O futebol é um dos esportes mais tradicionais do mundo. Desde os estádios mais antigos até o calendário que atrai milhares de torcedores aos estádios — ou às telas de televisão — todos os fins de semana, os clubes desenvolvem uma identidade que vai muito além do desempenho dos jogadores. No entanto, a gestão financeira dos times é como uma estrutura delicada, que pode ruir lentamente diante de decisões mal planejadas.
O impacto das Sociedades Anônimas do Futebol (SAFs) na saúde financeira dos clubes é comparável a uma estrutura de madeira bem acabada, porém frágil: parece ser uma solução duradoura, mas, com o tempo, as falhas começam a aparecer. Apesar da expectativa dos torcedores, as SAFs nem sempre cumprem o papel de “salvadoras” das finanças. Muitas vezes, elas trazem mais prejuízos do que benefícios, ainda que algumas SAFs estejam bem estruturadas — especialmente aquelas que atraem o interesse constante da mídia e dos direitos de transmissão.
Vamos analisar quatro pontos cruciais para entender como as SAFs têm atuado hoje:
1. Critérios de escolha de jogadores
2. Impacto financeiro
3. Recursos complementares
4. Cenário atual dos clubes
Critérios de escolha dos jogadores
O futebol profissional envolve uma gestão seletiva: as condições técnicas e o potencial futuro dos atletas influenciam diretamente nas contratações.

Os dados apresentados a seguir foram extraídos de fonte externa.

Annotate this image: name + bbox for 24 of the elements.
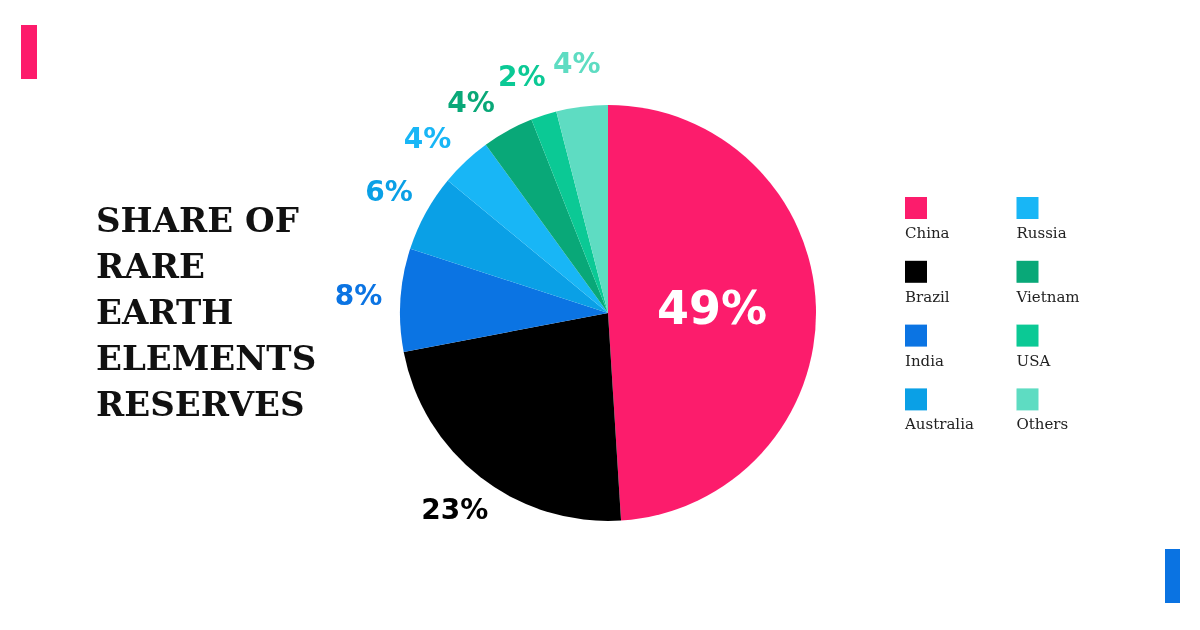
data-label: 4% xyxy=(447,85,495,119)
pie-slice xyxy=(485,119,608,313)
pie-slice xyxy=(531,111,608,313)
legend-label: India xyxy=(905,351,944,370)
text: SHARE OF RARE EARTH ELEMENTS RESERVES xyxy=(96,200,317,424)
legend-label: Others xyxy=(1016,415,1069,434)
pie-slice xyxy=(403,313,622,521)
data-label: 2% xyxy=(497,60,546,94)
data-label: 4% xyxy=(403,121,452,155)
pie-slice xyxy=(556,105,608,313)
pie-slice xyxy=(608,105,816,521)
legend-label: USA xyxy=(1016,351,1051,370)
data-label: 6% xyxy=(365,174,413,208)
legend-label: Vietnam xyxy=(1015,287,1080,306)
data-label: 49% xyxy=(656,280,767,335)
legend-label: Russia xyxy=(1016,224,1067,242)
pie-slice xyxy=(400,248,608,352)
data-label: 8% xyxy=(334,279,383,313)
data-label: 4% xyxy=(552,46,601,80)
legend-label: China xyxy=(905,224,950,242)
data-label: 23% xyxy=(421,492,489,526)
legend-label: Australia xyxy=(904,415,974,434)
legend-label: Brazil xyxy=(905,287,950,306)
pie-slice xyxy=(410,180,608,313)
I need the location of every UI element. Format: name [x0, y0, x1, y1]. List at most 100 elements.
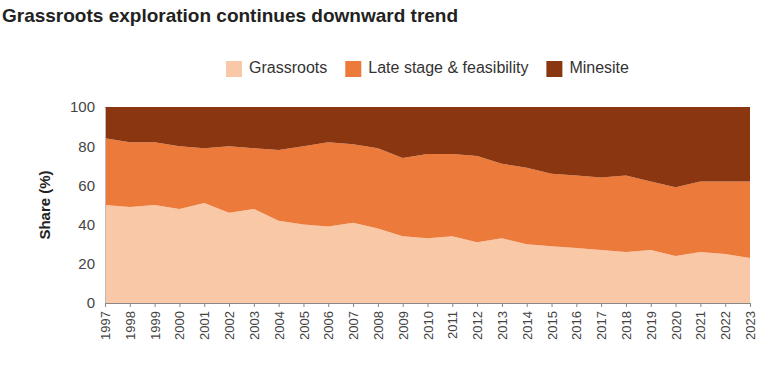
x-tick-mark	[254, 303, 255, 307]
x-tick-mark	[576, 303, 577, 307]
y-tick-label: 80	[78, 138, 95, 155]
x-tick-mark	[626, 303, 627, 307]
x-tick: 2003	[247, 303, 262, 340]
x-tick-mark	[130, 303, 131, 307]
x-tick-mark	[502, 303, 503, 307]
x-tick-label: 2011	[445, 311, 460, 339]
x-tick-label: 2018	[619, 311, 634, 340]
y-tick-label: 20	[78, 255, 95, 272]
x-tick-label: 2013	[495, 311, 510, 340]
legend-label: Late stage & feasibility	[368, 59, 528, 76]
x-tick: 2012	[470, 303, 485, 340]
x-tick-mark	[179, 303, 180, 307]
x-tick-label: 2006	[321, 311, 336, 340]
title: Grassroots exploration continues downwar…	[2, 5, 458, 26]
x-tick: 2009	[396, 303, 411, 340]
x-tick-label: 1998	[123, 311, 138, 340]
x-tick-label: 2009	[396, 311, 411, 340]
legend-swatch	[546, 61, 562, 77]
x-tick: 2010	[421, 303, 436, 340]
x-tick-label: 2010	[421, 311, 436, 340]
x-tick-label: 2019	[644, 311, 659, 340]
x-tick-mark	[477, 303, 478, 307]
x-tick-label: 1997	[98, 311, 113, 340]
x-tick-label: 2021	[693, 311, 708, 340]
x-tick-label: 2017	[594, 311, 609, 340]
x-tick-mark	[403, 303, 404, 307]
x-tick-label: 2001	[197, 311, 212, 340]
x-tick: 2016	[569, 303, 584, 340]
y-axis-line	[105, 108, 106, 304]
x-tick-label: 2023	[743, 311, 758, 340]
y-tick-label: 40	[78, 216, 95, 233]
x-tick-mark	[279, 303, 280, 307]
x-tick-mark	[651, 303, 652, 307]
legend-item: Grassroots	[226, 59, 327, 77]
legend-label: Grassroots	[249, 59, 327, 76]
y-tick-label: 0	[87, 294, 95, 311]
legend-item: Late stage & feasibility	[345, 59, 528, 77]
x-tick: 2023	[743, 303, 758, 340]
x-tick-mark	[725, 303, 726, 307]
x-tick-mark	[328, 303, 329, 307]
x-tick-label: 2007	[346, 311, 361, 340]
areas	[105, 107, 750, 303]
plot: 0 20 40 60 80 100 1997 1998 1999 2000 2001 2002 2003…	[70, 98, 758, 340]
x-tick-label: 2012	[470, 311, 485, 340]
x-tick: 2001	[197, 303, 212, 340]
x-tick: 2017	[594, 303, 609, 340]
x-tick-label: 2004	[272, 311, 287, 340]
x-tick-mark	[303, 303, 304, 307]
legend-swatch	[345, 61, 361, 77]
x-tick: 2007	[346, 303, 361, 340]
x-tick-mark	[750, 303, 751, 307]
x-tick: 2019	[644, 303, 659, 340]
x-tick-mark	[353, 303, 354, 307]
x-tick: 2008	[371, 303, 386, 340]
x-tick-label: 2022	[718, 311, 733, 340]
x-tick-mark	[676, 303, 677, 307]
x-tick: 1999	[148, 303, 163, 340]
x-tick-mark	[452, 303, 453, 307]
x-tick: 2014	[520, 303, 535, 340]
x-tick: 2021	[693, 303, 708, 340]
y-tick: 60	[78, 177, 105, 194]
y-axis: 0 20 40 60 80 100	[70, 98, 106, 311]
x-tick: 2020	[669, 303, 684, 340]
x-tick-label: 2014	[520, 311, 535, 340]
legend-label: Minesite	[569, 59, 629, 76]
y-tick-label: 60	[78, 177, 95, 194]
x-tick: 2002	[222, 303, 237, 340]
x-tick-label: 2005	[297, 311, 312, 340]
x-tick-mark	[527, 303, 528, 307]
x-tick: 2005	[297, 303, 312, 340]
x-tick: 2015	[545, 303, 560, 340]
x-tick: 2022	[718, 303, 733, 340]
x-tick-label: 2015	[545, 311, 560, 340]
chart: Grassroots exploration continues downwar…	[0, 0, 780, 385]
area	[105, 107, 750, 187]
x-tick: 2004	[272, 303, 287, 340]
y-tick: 0	[87, 294, 105, 311]
y-tick: 20	[78, 255, 105, 272]
x-tick: 1998	[123, 303, 138, 340]
x-tick-label: 1999	[148, 311, 163, 340]
y-tick: 80	[78, 138, 105, 155]
x-axis: 1997 1998 1999 2000 2001 2002 2003 2004 2005 2006…	[98, 303, 758, 340]
x-tick-label: 2020	[669, 311, 684, 340]
legend-swatch	[226, 61, 242, 77]
x-tick-mark	[552, 303, 553, 307]
y-axis-title: Share (%)	[36, 170, 53, 239]
legend-item: Minesite	[546, 59, 629, 77]
x-tick: 2018	[619, 303, 634, 340]
x-tick-mark	[428, 303, 429, 307]
y-tick-label: 100	[70, 98, 95, 115]
x-tick: 2011	[445, 303, 460, 339]
x-tick-mark	[229, 303, 230, 307]
x-tick-label: 2002	[222, 311, 237, 340]
x-tick: 2000	[172, 303, 187, 340]
y-tick: 100	[70, 98, 105, 115]
x-tick-mark	[204, 303, 205, 307]
x-tick: 2006	[321, 303, 336, 340]
x-tick: 1997	[98, 303, 113, 340]
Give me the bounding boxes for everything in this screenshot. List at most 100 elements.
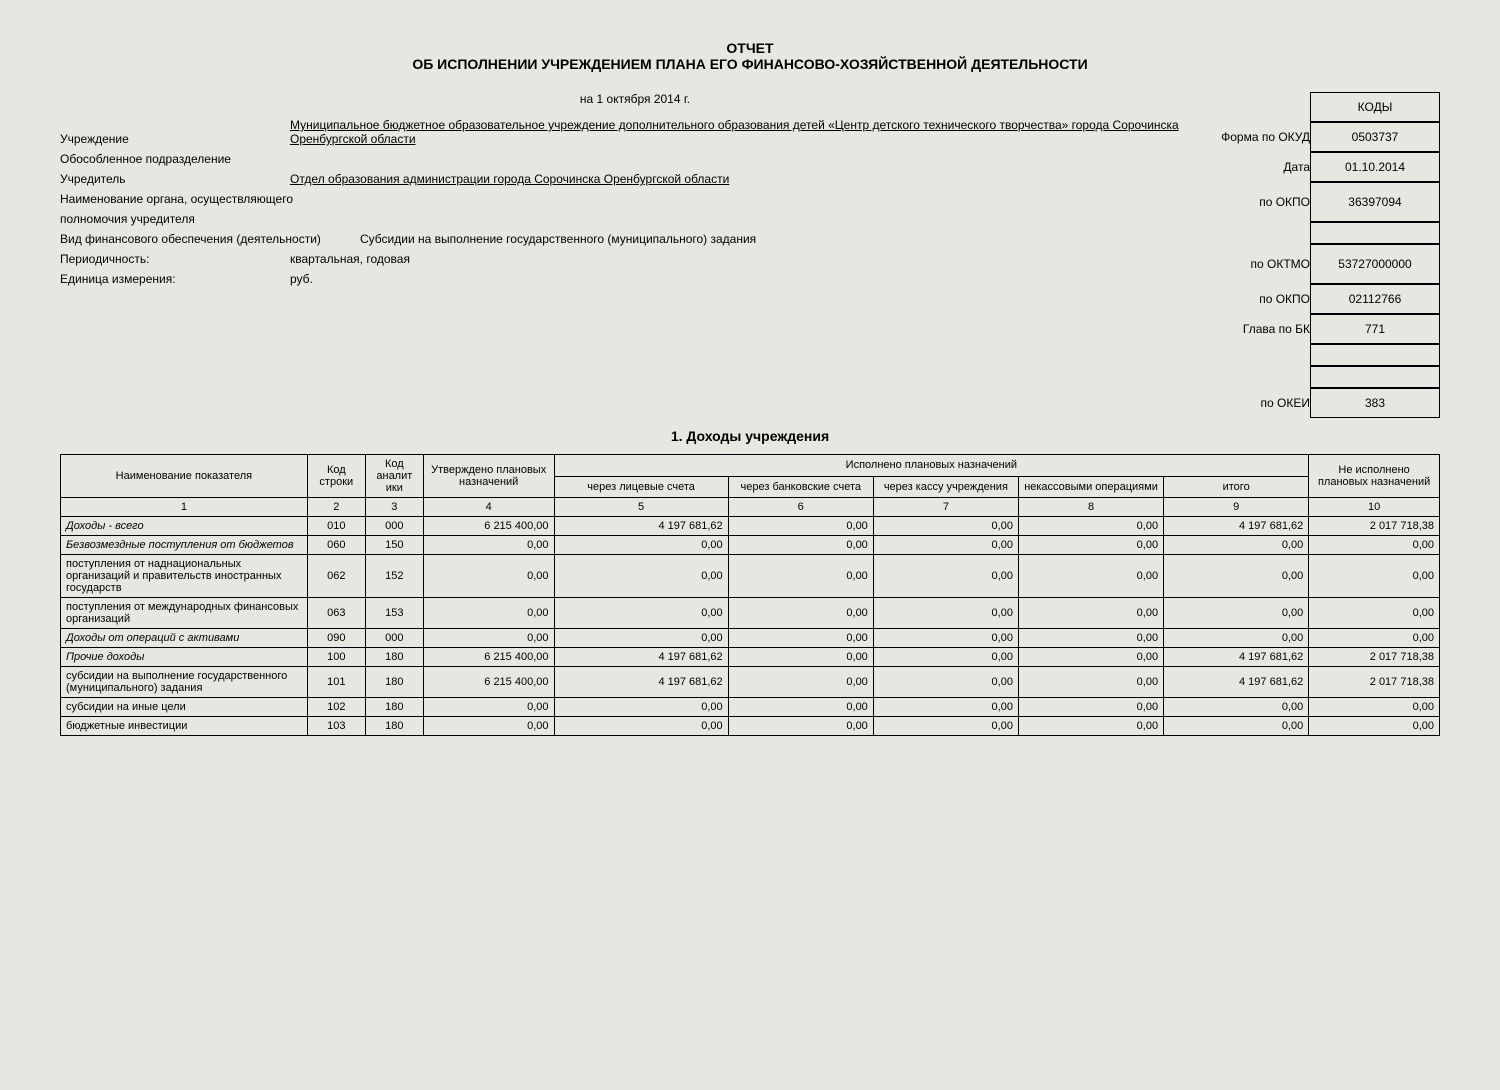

A escolha de jogadores baseia-se, muitas vezes, nos resultados anteriores e nas expectativas de evolução.
Porém, nas SAFs, a lógica pode ser diferente. Algumas decisões são guiadas por oportunidades de retorno financeiro rápido, como valorização de jovens promessas para futura revenda. Isso pode fortalecer a equipe no curto prazo, mas nem sempre sustenta um elenco competitivo a longo prazo. Quando o foco está mais na revenda do que no desempenho, a identidade esportiva do time pode ser comprometida.
Impacto financeiro
O impacto financeiro das SAFs é ambíguo. Por um lado, podem impulsionar o time com injeção de capital, como aconteceu com o Manchester City, cuja estrutura e performance cresceram exponencialmente após o investimento do City Football Group. Por outro lado, há clubes que passam a gastar mais do que arrecadam, criando um ciclo de dependência financeira que mina a sustentabilidade.
A ilusão de que a SAF tornará automaticamente o time vencedor pode ser um erro estratégico. Muitos clubes partem do pressuposto de que já possuem um elenco forte, mas acabam acumulando dívidas ao tentar sustentar essa falsa robustez.
Outros recursos
Além do dinheiro da SAF, é fundamental contar com bons gestores, estratégias de mercado sólidas e equilíbrio de receitas. O investimento externo, quando mal utilizado, pode virar um tipo de “crédito sob demanda” — eficaz no início, mas perigoso a longo prazo se não houver planejamento.
Alguns clubes usam os recursos da SAF para melhorar o time visando competições específicas, porém não criam reservas para manter a competitividade em outras frentes. Isso gera um desequilíbrio que pode afetar todo o projeto esportivo e financeiro.
Cenário atual dos clubes
Hoje, muitas SAFs são vistas como alternativas para reduzir dívidas e atrair novos investidores. No entanto, essa estratégia nem sempre representa um modelo sustentável. Algumas empresas veem a SAF como oportunidade de ganho rápido, o que pode levar a decisões apressadas e comprometer a essência do clube.
A abertura de SAFs pode fortalecer momentaneamente um time, mas sem uma gestão eficaz e visão estratégica, os problemas antigos logo retornam. O modelo funciona quando há transparência, compromisso esportivo e visão de longo prazo.